Ce puissant Monarque, ce paciffique vainqueur, ce fils aisné de l'église, ce Constantin de nostre siècle, voulant consommer la gloire de la guerre et de la paix par les trophées de la Religion et par l'estendue de son zele, apres avoir establi par ses Lettres patentes ce Seminaire des Missions aux Infidelles, apres en avoir soutenu les ouvriers par sa protection et par sa liberalite tant dans l'ancienne et nouvelle France que dans les Indes orientales; ce Prince, dis-je, ce Religieux Prince couronne tant de grâces et de bienfaits par l'honneur qu'il veut bien faire d'estre le fondateur de la chapelle dont V.G. va poser la pierre fondamentale par son ordre, et qui a mesure qu'on la verra s'elever dans l'une des extremites de Paris par la piete de Louis le Grand, sera une figure bien naturelle et un prejuge bien eclatant des progres que l'eglise de Jesus-Christ doit faire en même temps dans les lieux les plus reculés de l'univers et de la reputation que la Personne auguste du Roy doit estendre aussi loin que les conquestes de l'evangile.

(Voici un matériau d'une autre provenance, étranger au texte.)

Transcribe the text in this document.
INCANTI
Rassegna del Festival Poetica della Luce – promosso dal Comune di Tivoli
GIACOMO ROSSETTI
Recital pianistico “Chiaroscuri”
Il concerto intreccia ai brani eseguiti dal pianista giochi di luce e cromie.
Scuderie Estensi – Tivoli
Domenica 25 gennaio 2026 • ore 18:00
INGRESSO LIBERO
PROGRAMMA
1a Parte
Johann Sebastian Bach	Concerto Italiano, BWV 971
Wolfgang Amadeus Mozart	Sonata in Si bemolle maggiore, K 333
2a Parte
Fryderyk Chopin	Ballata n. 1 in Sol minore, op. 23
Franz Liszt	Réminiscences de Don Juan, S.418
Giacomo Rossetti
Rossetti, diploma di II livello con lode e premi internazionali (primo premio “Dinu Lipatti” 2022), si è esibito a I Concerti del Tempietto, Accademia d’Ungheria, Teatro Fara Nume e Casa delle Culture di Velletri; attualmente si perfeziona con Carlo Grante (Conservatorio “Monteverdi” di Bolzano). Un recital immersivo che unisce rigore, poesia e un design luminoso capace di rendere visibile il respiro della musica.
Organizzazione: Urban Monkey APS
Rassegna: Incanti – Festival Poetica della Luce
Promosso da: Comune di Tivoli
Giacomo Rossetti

C'est à vous, Monseigneur, à qui nous devons tous ces grands biens. Si Dieu nous les accorde comme suitte de la grâce que Sa Majesté nous a faitte par vostre médiation, c'est vous qui avés demandé cette grâce, c'est vous qui l'avés obtenüe, c'est vous qui l'avés anoncée et c'est vous qui venés nous l'appliquer en la personne dans la ceremonie qui nous assemble, ceremonie où la posterite verra avec plaisir que le nom de V.G. a esté glorieusement uni à celuy du Roy dans la medaille que je vous presente et que vous allés placer vous-mesme.

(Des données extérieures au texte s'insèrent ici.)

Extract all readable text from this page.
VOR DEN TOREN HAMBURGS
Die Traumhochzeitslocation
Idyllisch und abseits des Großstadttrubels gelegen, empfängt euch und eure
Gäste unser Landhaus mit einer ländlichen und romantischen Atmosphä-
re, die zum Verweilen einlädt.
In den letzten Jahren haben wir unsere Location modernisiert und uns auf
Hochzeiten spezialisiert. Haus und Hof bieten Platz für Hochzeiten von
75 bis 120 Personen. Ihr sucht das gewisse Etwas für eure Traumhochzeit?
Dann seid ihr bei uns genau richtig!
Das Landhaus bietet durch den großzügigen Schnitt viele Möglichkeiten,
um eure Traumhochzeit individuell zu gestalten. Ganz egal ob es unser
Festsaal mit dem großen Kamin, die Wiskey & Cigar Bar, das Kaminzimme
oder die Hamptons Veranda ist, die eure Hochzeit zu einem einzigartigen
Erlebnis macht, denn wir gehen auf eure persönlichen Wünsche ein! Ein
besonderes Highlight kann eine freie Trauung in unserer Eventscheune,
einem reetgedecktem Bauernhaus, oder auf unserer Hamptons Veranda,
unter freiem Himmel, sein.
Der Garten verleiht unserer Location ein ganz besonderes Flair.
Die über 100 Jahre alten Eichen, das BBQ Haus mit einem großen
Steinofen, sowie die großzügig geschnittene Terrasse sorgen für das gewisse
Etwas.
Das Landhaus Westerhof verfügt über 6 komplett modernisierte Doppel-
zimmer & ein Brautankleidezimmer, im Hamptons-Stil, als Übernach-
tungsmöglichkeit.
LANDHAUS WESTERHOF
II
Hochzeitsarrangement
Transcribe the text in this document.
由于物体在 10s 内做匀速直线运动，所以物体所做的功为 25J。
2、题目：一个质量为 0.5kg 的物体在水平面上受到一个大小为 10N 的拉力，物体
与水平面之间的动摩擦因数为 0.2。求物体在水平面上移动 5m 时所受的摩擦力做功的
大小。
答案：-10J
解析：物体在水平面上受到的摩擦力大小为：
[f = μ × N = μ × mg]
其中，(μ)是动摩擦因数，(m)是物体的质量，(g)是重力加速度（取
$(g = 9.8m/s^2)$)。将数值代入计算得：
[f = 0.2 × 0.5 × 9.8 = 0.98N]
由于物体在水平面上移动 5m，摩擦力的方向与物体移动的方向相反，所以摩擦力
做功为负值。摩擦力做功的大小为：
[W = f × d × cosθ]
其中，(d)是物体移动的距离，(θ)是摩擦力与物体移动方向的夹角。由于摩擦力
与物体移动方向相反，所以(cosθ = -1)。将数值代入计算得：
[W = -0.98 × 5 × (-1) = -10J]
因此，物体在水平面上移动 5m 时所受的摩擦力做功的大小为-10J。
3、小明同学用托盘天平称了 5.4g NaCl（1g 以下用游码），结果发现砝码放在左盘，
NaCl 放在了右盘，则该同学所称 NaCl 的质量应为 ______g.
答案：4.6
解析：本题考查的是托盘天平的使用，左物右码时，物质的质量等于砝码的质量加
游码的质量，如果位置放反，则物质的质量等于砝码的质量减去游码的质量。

Heureuse ceremonie qui nous a donné à nous l'occasion de marquer à V.G. nostre confiance et nostre respect; qui nous a fait sentir les effets de vostre Credit et de vostre bienveillance et qui en nous engageant de nostre part à une reconnaissance eternelle semble nous promettre de la vostre une longue suitte de protection dont nous ne serons jamais dignes quelque effort que nous fassions pour la meriter et que nous osons néanmoins attendre du plus genereux et du plus obligeant Prélat qui feut jamais."